When former Buffalo Sabres captain Michael Peca retired following the 2008-09 season, he said an offer to become an assistant coach quickly materialized.
But having bounced around and played for four teams in five years, Peca knew it was time to step away after 14 seasons and dedicate more time to his family. He couldn’t accept the coaching job.
“The family makes sacrifices and has to do a lot for your career to succeed,” said Peca, who on Tuesday was named an assistant coach with the Rochester Americans, the Sabres’ AHL affiliate. “So my son had lived in five cities in five years toward the end of my career and he was at an age where I didn’t want that to happen anymore.”
So Peca, one of the most popular players in Sabres history, moved back to Buffalo and began his post-playing career with the Jr. Sabres in coaching and management roles. He was the Ontario Junior Hockey League’s Coach of the Year in 2012-13.
“I actually learned a lot over the 12 years coaching at various levels, junior and so forth,” Peca said on a Zoom call Thursday. “Never lost the passion. I think it just helped me fall even more in love with the mentoring and coaching aspect of the game.”
After Peca’s children left for college, he felt it was time to pursue coaching opportunities at higher levels. He spent last season as a development coach with the Washington Capitals, running the team’s taxi squad practices among his other duties.
When a spot on Amerks coach Seth Appert’s staff opened last week because the Sabres named Adam Mair director of player development, he looked to Peca. During several phone conversations last summer, Peca and Appert learned they shared the same views on hockey and life.
“I don’t think I’ve had many more conversations with a hockey mind that really lines up with mine as much as Seth does,” Peca said.
Appert said: “When you spend time talking hockey and people and family, I think that there’s a lot of things that really resonated for both of us that we felt we were on the same page about a lot in terms of what matters.”

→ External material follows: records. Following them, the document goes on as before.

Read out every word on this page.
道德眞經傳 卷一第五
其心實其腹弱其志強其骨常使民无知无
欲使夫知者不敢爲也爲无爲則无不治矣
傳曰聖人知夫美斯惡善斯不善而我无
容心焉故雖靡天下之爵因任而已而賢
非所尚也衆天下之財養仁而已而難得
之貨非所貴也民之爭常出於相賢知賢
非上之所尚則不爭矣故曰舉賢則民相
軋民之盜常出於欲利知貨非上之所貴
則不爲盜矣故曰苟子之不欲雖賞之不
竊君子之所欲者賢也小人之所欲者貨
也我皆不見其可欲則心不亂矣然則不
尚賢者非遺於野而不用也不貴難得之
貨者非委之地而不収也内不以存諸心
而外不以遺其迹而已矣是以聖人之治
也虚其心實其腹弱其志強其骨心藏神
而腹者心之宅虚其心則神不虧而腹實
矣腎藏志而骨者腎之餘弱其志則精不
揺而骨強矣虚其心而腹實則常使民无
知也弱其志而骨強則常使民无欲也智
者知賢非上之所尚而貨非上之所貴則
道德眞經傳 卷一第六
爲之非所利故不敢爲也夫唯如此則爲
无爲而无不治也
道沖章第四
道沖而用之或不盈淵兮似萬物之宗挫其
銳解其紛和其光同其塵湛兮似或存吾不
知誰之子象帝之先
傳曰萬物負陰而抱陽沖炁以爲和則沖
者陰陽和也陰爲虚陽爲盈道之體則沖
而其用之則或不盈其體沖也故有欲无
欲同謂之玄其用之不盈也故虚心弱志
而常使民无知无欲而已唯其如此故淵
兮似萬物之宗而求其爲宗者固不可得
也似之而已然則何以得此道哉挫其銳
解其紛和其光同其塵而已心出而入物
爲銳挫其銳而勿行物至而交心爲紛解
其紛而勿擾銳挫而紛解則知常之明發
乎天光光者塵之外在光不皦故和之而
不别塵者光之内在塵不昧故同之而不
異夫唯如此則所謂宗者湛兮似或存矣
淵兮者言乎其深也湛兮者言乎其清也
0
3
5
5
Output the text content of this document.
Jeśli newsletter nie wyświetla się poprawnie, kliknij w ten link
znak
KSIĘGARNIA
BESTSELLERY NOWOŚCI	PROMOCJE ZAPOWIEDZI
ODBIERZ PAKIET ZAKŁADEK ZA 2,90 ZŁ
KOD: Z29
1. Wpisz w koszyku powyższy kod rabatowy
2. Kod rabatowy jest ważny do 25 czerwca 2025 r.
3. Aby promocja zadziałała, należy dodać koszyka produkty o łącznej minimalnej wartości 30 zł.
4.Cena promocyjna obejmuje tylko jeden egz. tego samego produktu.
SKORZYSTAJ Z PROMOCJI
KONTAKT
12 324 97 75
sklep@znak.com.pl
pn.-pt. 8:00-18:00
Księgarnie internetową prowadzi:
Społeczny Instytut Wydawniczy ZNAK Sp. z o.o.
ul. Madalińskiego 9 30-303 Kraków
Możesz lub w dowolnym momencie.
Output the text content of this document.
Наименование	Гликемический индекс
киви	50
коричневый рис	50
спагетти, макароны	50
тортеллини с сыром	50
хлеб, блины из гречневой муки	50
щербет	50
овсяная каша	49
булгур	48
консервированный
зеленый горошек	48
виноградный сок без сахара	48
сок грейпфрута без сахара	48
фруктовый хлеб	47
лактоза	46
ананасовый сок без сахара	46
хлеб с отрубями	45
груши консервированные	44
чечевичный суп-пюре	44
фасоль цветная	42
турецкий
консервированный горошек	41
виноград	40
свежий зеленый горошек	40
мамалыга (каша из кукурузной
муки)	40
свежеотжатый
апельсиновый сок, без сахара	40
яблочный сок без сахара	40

The chance to coach with Appert is special to Peca.
“As thrilled as I am to be back within the Sabres organization where I spent a lot of my career, I’m more excited and this job was more exciting to me because I get to work with Seth,” said Peca, who joins ex-Sabres defenseman Mike Weber on Appert’s staff.
Peca, of course, ranked as one of the NHL’s premier two-way forwards in the late 1990s and early 2000s. The center nicknamed “Captain Crunch” for the ferocious hits he laid won the Selke Trophy as the league’s top defensive forward with the Sabres in 1996-97 and with the New York Islanders in 2001-02.
Following his arrival in 1995 from the Vancouver Canucks in the Alexander Mogilny trade, Peca spent five seasons with the Sabres, helping them morph from a rebuilding team into a perennial Stanley Cup contender.
Legendary goalie Dominik Hasek is widely regarded as the Sabres’ most valuable player from that era. Still, it’s highly unlikely they would’ve reached the 1999 Cup final or won six playoff series in a three-year span without Peca.
Peca compiled 96 goals and 217 points in 363 games with the Sabres, including a career-high 27 goals in 1998-99. He sat out the 2000-01 season in a contract dispute before the Sabres traded him to the Islanders.
But Peca kept a home in Buffalo and always returned. As a coach, he wants to instill in Sabres prospects a sense of pride in the community and team.
“To understand what it means to be a Buffalo Sabre and to play in the City of Buffalo in front of those fans, it’s a gift, it’s a privilege and when players understand that, maybe they give a little bit more, they’re a little bit more emotional about what their path means to them,” he said.
These days, the Sabres are the NHL’s bottom-feeder, having missed the playoffs a record-tying 10 straight seasons. The idea of being part of the solution and helping lead the franchise back to glory excites Peca.
“One of the things I was most proud of was when I got traded from Buffalo to the New York Islanders, they hadn’t made the playoffs in eight years,” he said. “Nobody was really giving us a chance, and a lot of people … thought I’d be upset with going there, which I wasn’t because I relish the opportunity to make a difference for the organization.
“Coaching is really not much different in that respect. You’re not on the ice doing it at game time, but you can certainly have an impact as a coaching staff on the players. So I’m just really looking forward to it. I wish it was September already so we can get going.”